Exped Downmat 7 Short

I've used a Therm-a-Rest Ultralite 3/4 on backpacking trips for at least 15 years, but the world has moved on and new products have become available.  The Ultralite no longer keeps me warm enough when camping in winter and I have increasingly found myself waking up cold during the night, although I do like the small packed size and light weight.

The Holy Grail of sleeping mats is that it is lightweight, durable and above all, in winter  conditions, warm.  Unfortunately for the T-a-R NeoAir, numerous forum and blog reports about leaking valves and overnight deflation put me off buying one, although the early problems with the Neo may well have been resolved by now.

I settled on the Exped Downmat 7 Short with integral pump.  It's an interesting concept as a sleeping mat and completely different from the self-inflating foam core construction of the T-a-R range and various clones.  The mat is filled with goose down which is held in place by internal baffles. It promises warmth!

Out of the packaging, the Downmat comes with a repair kit consisting of a tube of adhesive and patches.

Shown below in it's black stuff sack alongside the Ultralite for comparison, the Downmat packs smaller than the Ultralite by 2-3cm.  The Ultralite weighs in at 490 grammes and the Downmat is 620 grammes on my kitchen scales.

Side by side comparison with the Ultralite reveals that the Downmat is a similar length, but is wider by around 10cm whilst deflated.

The pump is on the underside.

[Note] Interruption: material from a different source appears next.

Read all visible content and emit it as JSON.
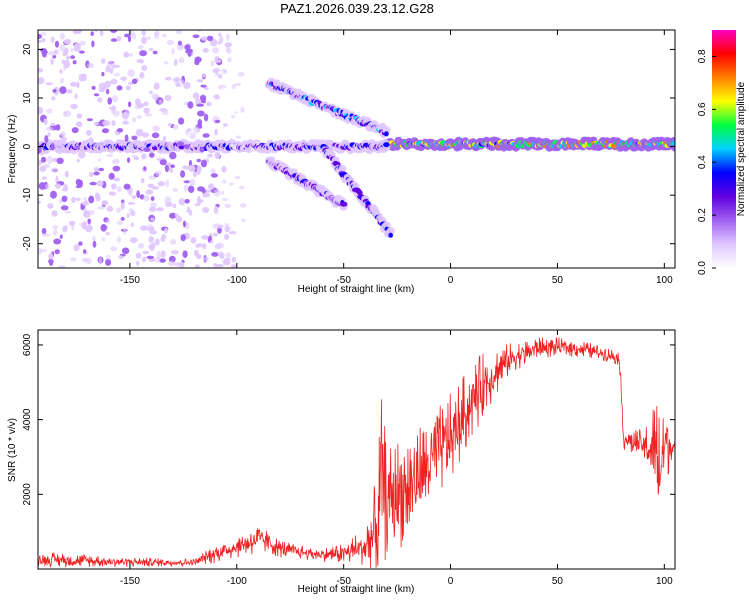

Open the valve, cup the left hand over the valve and press down with both hands as per the diagram printed on the mat.  The self-inflating foam inside the pump forces air through the one way valve and the mat inflates in around a minute.  It's much easier than I expected and the system works reasonably efficiently.  The dump valve for releasing air is at the top of the mat.
The pump does require some force to operate properly, so this system is probably not to be recommended for people with weak or injured wrists and other hand/arm problems.  

Sleeping side up, the mat quickly takes shape.  The side profile is considerably deeper that the Ultralite and it is warmer and far more comfortable to lie on.   When inflated, the Term-a-Rest Ultralite and the Exped Downmat 7 are equal in width.

That extra 130g is a price well worth paying for the increased comfort and warmth that the Downmat offers.  The new Exped Downmat 7 Short is as good as it currently gets in lightweight sleeping mats.